不整脈には脈が速くなる不整脈と、遅くなる不整脈があります。このうち脈が速くなる不整脈の治療にはもちろん薬による薬物療法もありますが、最近では電気の流れ自体を直して不整脈を根治させる治療、治療用の管(カテーテル)を用いたアブレーション治療がよく行われています。この治療では、様々な機械を使うことで異常な電気の流れの正体をつきとめ、カテーテルを用いて、異常な発電を起こしている部位や回路の一部を焼くことで異常な電気自体をなくしてしまいます。
不整脈に対するカテーテル治療では、実際にカテーテルを持っている医師のみでなく、工学技士や看護師がいなければ治療ができません。東京ベイでも医師、臨床工学技士、看護師がチームとなって不整脈のカテーテル治療に当たっています。
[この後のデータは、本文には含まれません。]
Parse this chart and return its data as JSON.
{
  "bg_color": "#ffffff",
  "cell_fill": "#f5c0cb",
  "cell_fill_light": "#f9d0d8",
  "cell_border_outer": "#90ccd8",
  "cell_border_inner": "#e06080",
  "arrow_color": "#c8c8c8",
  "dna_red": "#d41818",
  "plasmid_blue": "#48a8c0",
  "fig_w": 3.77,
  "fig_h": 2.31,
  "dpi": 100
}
治療中は写真のように検査台の前には医師が立ってカテーテルを操作しておりますが、その後ろには臨床工学技士、看護師が複数で治療をサポートしています。臨床工学技士は心臓内に配置されているカテーテルからの情報を記録・解析したり、不整脈の回路を調べるために使用する機械を操作したりします。機械操作には知識や技術が必要であり、特に不整脈治療に関わる臨床工学技士はその高い専門性で治療の中核を担ってくれます。
また不整脈のカテーテル治療中は、患者さんの状態が安定していることが非常に大切です。看護師は医師が治療に集中している間も患者さん状態を常に確認し、治療が円滑に進むようにしてくれます。チームで治療を行うことで、東京ベイではカテーテル室への入室から退室まで患者さんに問題なく治療を受けて頂く医療を提供しております。

もちろん難しい不整脈回路の場合や、異常発電部位をみつけるのが難しい場合もありますが、不整脈が根治できることがアブレーションの魅力であり、皆様の症状がよくなることに我々が貢献できるように、ハートセンター一丸となって日々精進しております。
<~心臓アブレーションにおける臨床工学技士のかかわり~>
臨床工学技士 山本 達也
みなさんこんにちは、臨床工学技士の山本です。
不整脈治療の心臓アブレーションは、医師・看護師・診療放射線技師・臨床工学技士がチームで行っています。その中でも臨床工学技士が担う業務は多いため、今回私たちが治療中に行っていること・気を付けていることを紹介したいと思います。
心臓アブレーションは3Dマッピングシステムという機械を使用することが主流で、当センターではCARTO3(Johnson&Johnson社)を使用しており、操作を臨床工学技士が行っています。その際は治療に必要な心臓の形の作成・不整脈の起源の同定などを行っております。治療中は医師とのコミュニケーションがとても重要で、治療を円滑に進めるために必要なことはなるべく細かく伝えるように心掛けています。

その他にも、特殊な機械を用いて、どの不整脈かを特定する検査も担当しています。不整脈の種類もたくさんあり、検査で得られた心電図から不整脈の判断をする知識が必要となってきます。

治療を終えた患者さんから、「不整脈がなくなって、本当に楽になりました」「毎日の散歩が楽しみになりました」「これからいつでも旅行にいけるわ」などといった声を聞くと治療に携わり患者さんのお役に立てたことにやりがいを感じます。
心臓アブレーションの治療は日進月歩であり、患者さんにベストの治療を行うためには専門知識のアップデートが欠かせません。また、医師をはじめとした不整脈治療チーム全員で力を合わせて治療を行っていきたいと思います。